The attitude of the commissioners towards the social structure of the colony was similarly shaped by their commitment to a free and efficient economy. The poor administrative record of the old system led the commissioners to believe that local bias and racial prejudice disqualified Cape Afrikaners from holding official positions. Conversely, they believed that the servile condition of the Khoikhoi and the free blacks inhibited productivity. The efficiency of Khoikhoi artisans when fairly remunerated and the success of a Khoikhoi farmer at Clanwilliam encouraged the commissioners to believe that, once granted personal liberty and security of property, the Khoikhoi and other people of colour would become ‘industrious farmers and respectable members of the community’. This economic imperative was equally responsible – with missionary pressure and liberal humanitarianism – in bringing about the famous Ordinance 50 of 1828, one of the foundation stones of what came to be called ‘Cape liberalism’. Ordinance 50 repealed existing oppressive laws, outlawed dubious varieties of labour contracts, and specifically reaffirmed the right of Khoikhoi and free people of colour to buy and own land and property on the same basis as white people.

Most important of all was the second clause. It stated that ‘no [Khoikhoi] or other free person of colour, lawfully residing in this Colony, shall be subject to any compulsory service to which other of His Majesty’s subjects therein are not liable, nor to any hind rance, molestation, fine, imprisonment, or punishment of any kind whatsoever . . . unless after trial in due course of law’.

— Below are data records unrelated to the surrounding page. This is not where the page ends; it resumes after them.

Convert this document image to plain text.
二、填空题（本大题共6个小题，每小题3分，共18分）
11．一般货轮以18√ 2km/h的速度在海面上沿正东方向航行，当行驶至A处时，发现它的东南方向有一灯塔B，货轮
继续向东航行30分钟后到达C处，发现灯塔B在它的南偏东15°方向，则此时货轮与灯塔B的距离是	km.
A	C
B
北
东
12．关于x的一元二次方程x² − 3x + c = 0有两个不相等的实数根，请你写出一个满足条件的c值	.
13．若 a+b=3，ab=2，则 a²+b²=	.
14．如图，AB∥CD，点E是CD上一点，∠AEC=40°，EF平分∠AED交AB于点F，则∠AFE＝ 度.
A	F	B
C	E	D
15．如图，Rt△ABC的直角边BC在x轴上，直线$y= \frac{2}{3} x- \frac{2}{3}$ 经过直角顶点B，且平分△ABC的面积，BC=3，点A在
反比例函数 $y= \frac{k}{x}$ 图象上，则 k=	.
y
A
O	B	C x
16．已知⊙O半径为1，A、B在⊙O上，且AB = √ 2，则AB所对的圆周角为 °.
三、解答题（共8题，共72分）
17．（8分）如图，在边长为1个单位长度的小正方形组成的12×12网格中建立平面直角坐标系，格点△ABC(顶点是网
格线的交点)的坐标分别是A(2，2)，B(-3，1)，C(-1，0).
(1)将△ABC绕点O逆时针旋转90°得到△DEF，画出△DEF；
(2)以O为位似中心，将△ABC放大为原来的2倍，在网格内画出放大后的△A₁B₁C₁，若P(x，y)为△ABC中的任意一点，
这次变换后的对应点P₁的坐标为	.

The intention of Ordinance 50 may well have been to free up labour on Afrikaner farms for the use of British settlers in the Eastern

Cape, but it did at least free the Khoikhoi from the threat of legally endorsed coerced labour under the pretence of antivagrancy laws. What Ordinance 50 did not do was to alleviate the economic plight of the coloured person. It distributed labour more fairly between English and Afrikaans and it protected the rights of the labourer to a certain extent, but the population nevertheless remained ‘free men who depend on employment for food’ rather than independent producers. The result was that the Western Cape especially retained the same basic class and racial structure as in the days of slavery, though the distinction was no longer between free and unfree but between rich and poor.